About the transition of the blog
I first tried to blog about 15 years ago, when I was still working for a foreign-affiliated IT company as an SE. I remember it as recommended by my seniors at that time. I think it was important to try to get on with the profession, the trendy IT trends, and to put it into practice on your own.
I started my first blog with Hatena. Somehow, I felt that the design and concept suit me. The Hatena blog is easy to use, and I think I’ve been doing it for the last two or three years. After that, mixi became popular for a while (nostalgic …), and since mixi is a closed environment, I have been blogging (or diary) with mixi for about 3 years. After that, I wrote two blogs for a free blog service that seemed like a trend. When I write it out like this, it looks like a person who writes blogs, but none of the blogs are updated so often, and I tried to bind some blogs, but the thickest one was mixi.
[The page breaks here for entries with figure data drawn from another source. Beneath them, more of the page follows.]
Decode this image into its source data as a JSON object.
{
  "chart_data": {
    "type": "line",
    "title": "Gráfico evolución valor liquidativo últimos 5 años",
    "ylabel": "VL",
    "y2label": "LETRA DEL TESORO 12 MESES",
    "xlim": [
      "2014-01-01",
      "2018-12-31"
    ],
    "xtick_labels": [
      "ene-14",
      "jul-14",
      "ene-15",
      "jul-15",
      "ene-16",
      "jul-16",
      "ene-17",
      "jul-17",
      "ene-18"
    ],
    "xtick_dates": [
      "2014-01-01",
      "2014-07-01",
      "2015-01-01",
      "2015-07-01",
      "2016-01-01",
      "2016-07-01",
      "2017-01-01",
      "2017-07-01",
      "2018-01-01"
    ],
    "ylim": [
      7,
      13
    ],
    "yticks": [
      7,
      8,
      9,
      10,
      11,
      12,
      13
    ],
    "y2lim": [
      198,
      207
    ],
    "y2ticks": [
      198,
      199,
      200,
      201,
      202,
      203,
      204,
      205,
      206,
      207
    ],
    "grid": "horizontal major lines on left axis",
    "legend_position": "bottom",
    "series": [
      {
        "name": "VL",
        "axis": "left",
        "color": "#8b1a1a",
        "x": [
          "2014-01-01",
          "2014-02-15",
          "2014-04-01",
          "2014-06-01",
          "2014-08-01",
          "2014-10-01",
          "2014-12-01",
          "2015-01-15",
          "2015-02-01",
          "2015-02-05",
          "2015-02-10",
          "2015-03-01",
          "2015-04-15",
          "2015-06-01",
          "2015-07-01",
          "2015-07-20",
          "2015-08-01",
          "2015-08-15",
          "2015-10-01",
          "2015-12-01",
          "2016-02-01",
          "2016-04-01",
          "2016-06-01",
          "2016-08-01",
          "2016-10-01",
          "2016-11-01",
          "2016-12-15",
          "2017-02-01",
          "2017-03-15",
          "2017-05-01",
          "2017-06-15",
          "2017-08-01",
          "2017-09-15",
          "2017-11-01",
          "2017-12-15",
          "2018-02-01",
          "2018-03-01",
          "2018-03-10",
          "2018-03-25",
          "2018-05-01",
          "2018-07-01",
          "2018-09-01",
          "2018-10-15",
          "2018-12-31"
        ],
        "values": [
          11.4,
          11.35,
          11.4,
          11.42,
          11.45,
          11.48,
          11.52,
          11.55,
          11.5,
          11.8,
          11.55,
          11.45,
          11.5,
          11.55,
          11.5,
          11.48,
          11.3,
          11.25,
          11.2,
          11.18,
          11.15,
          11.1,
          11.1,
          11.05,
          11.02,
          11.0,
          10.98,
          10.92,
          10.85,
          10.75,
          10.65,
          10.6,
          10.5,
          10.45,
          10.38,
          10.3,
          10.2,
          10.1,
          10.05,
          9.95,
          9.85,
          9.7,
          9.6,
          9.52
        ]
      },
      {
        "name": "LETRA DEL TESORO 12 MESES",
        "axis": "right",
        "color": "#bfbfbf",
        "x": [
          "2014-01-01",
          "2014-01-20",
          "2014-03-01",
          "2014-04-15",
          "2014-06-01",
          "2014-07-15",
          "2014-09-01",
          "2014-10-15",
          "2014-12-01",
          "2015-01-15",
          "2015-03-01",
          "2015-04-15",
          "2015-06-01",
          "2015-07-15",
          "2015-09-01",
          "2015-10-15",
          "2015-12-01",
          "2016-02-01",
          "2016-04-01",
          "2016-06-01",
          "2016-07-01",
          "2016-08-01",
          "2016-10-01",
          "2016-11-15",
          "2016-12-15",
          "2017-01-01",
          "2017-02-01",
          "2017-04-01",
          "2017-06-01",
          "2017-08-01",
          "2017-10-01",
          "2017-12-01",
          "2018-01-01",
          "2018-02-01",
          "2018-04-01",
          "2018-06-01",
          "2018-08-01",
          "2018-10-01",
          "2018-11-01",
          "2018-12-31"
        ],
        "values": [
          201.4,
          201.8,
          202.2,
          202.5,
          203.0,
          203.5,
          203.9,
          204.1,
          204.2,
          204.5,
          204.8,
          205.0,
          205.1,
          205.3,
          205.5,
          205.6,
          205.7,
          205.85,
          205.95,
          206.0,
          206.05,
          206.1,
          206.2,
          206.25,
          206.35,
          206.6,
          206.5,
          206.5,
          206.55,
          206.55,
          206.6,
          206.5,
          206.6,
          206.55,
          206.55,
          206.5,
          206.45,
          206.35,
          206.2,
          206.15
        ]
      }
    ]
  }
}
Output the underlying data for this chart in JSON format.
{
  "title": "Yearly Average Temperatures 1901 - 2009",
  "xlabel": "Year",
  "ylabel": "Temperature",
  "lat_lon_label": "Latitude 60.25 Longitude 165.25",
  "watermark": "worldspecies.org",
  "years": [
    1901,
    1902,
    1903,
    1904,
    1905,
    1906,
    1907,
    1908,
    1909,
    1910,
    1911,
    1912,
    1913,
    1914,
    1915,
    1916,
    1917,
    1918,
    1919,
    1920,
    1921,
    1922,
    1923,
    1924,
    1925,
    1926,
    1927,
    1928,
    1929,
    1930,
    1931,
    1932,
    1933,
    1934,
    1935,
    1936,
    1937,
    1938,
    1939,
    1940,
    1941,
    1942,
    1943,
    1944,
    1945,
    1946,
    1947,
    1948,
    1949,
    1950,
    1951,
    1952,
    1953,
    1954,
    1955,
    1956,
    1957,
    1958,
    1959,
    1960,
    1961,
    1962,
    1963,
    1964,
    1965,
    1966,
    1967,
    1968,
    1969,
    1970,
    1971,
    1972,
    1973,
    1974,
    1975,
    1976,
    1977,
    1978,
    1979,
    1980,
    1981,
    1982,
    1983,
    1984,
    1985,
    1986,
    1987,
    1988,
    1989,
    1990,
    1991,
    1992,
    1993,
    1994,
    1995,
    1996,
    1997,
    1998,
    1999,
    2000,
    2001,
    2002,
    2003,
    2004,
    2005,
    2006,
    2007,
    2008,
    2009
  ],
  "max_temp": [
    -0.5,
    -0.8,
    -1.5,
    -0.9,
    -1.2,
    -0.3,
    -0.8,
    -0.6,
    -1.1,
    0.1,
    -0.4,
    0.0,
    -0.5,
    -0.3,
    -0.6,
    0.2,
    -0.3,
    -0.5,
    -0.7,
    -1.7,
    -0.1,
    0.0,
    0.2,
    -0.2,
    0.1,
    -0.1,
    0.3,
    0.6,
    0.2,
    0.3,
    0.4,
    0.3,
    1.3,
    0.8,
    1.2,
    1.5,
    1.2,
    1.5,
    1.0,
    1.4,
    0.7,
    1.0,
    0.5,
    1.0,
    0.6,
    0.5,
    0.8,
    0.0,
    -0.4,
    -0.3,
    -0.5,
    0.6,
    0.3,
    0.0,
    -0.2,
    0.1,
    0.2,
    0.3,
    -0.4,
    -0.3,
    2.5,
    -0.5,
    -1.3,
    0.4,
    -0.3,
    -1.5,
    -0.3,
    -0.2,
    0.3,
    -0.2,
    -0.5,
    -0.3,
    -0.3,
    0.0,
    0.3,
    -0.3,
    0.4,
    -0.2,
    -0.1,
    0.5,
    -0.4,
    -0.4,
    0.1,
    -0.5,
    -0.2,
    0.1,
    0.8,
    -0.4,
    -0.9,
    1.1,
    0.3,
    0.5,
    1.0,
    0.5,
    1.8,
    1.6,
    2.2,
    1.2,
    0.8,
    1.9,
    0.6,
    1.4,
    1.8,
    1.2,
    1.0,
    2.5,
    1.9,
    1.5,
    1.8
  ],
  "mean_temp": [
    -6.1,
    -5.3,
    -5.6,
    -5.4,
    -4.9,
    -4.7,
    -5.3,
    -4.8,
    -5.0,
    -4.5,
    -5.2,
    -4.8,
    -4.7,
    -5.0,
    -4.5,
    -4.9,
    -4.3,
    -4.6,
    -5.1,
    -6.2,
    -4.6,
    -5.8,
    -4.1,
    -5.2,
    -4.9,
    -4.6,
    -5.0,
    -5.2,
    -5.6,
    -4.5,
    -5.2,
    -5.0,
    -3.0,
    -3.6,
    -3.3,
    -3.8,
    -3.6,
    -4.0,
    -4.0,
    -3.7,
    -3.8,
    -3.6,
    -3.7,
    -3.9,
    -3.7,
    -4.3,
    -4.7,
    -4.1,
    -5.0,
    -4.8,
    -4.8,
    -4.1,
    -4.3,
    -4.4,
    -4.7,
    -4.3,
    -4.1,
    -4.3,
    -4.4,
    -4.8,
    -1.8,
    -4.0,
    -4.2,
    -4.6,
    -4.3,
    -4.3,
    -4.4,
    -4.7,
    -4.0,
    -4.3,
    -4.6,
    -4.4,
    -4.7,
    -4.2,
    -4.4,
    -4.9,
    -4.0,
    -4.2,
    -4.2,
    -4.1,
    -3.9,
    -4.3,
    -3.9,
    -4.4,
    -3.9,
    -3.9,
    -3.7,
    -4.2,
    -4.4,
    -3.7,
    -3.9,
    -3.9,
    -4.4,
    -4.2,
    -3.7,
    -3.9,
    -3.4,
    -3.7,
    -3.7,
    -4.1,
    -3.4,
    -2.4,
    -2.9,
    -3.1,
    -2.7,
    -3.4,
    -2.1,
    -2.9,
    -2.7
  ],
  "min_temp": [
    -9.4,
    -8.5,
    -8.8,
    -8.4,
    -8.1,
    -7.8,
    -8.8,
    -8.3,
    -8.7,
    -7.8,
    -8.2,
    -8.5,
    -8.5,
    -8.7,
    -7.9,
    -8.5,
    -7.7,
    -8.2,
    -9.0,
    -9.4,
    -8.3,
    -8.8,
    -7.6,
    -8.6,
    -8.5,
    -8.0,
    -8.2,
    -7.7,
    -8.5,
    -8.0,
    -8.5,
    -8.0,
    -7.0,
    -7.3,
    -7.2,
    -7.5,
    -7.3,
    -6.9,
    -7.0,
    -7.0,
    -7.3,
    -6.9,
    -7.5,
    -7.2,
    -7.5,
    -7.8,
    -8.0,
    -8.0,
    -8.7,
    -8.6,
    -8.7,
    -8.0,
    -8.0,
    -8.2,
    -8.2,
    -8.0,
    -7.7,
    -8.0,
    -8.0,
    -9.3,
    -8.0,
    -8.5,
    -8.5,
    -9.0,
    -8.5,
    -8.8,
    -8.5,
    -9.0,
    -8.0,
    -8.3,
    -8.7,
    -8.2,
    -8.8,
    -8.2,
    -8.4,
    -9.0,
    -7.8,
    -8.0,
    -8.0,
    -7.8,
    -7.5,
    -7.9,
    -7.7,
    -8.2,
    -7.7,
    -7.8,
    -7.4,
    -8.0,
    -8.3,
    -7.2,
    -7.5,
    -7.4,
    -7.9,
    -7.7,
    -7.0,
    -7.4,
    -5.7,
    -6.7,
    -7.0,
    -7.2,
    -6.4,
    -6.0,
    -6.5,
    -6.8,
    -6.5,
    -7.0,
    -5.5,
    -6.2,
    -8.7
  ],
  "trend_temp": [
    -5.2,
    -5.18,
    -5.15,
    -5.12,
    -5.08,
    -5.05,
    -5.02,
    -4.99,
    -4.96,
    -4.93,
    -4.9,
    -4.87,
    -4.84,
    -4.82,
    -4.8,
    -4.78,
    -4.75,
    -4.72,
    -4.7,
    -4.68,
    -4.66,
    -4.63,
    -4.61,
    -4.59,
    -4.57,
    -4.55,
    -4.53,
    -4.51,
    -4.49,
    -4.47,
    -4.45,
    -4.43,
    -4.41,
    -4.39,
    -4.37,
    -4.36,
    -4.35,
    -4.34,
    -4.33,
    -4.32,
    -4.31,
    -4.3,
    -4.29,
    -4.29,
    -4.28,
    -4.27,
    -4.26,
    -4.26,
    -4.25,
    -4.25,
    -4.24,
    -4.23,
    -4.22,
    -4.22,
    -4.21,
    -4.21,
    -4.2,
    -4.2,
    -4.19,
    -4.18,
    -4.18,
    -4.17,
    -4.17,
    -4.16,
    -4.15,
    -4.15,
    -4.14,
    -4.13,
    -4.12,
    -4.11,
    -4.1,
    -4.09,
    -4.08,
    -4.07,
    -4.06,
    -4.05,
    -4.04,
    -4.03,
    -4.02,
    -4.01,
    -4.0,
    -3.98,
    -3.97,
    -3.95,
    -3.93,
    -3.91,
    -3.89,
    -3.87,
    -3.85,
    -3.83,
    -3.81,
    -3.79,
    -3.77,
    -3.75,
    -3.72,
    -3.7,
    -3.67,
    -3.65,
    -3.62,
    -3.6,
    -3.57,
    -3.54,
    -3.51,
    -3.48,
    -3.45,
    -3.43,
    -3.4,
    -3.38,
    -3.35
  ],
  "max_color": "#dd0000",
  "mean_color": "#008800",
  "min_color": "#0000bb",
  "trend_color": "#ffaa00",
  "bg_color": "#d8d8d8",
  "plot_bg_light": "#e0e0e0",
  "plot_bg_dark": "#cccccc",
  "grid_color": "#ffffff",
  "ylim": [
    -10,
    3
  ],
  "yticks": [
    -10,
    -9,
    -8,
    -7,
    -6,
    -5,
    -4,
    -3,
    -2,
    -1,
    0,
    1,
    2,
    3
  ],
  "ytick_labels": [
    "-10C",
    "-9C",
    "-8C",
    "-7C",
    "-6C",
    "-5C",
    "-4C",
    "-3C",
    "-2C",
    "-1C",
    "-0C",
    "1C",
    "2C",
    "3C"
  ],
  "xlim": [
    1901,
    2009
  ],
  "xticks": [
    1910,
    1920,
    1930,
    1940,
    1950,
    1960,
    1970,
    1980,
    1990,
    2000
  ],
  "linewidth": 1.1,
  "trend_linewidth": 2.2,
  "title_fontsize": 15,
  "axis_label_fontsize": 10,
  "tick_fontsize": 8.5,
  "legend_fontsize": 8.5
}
At first, I wrote one blog for the free blog service without worrying about my position, but at one point I found a rare illness in my age, and I was helped a lot by a blog for fighting illnesses of people who are in the same situation as me. So I decided to cut out the fight against illness blog and make it another blog, hoping that my experience would be useful for people in similar circumstances in the future. There are many fighting illness blogs in the world, but for example, the part that is not medical information, what kind of hospitalization test is, whether it hurts or not, what kind of attitude should be taken the day before, and what is convenient if you are in the hospital.
I think the good thing about blogging is that it is capitalized. I would like to continue this blog with such a mindset so that information that is useful to the IP industry and others (although there is a possibility that the element of just tweeting will become stronger).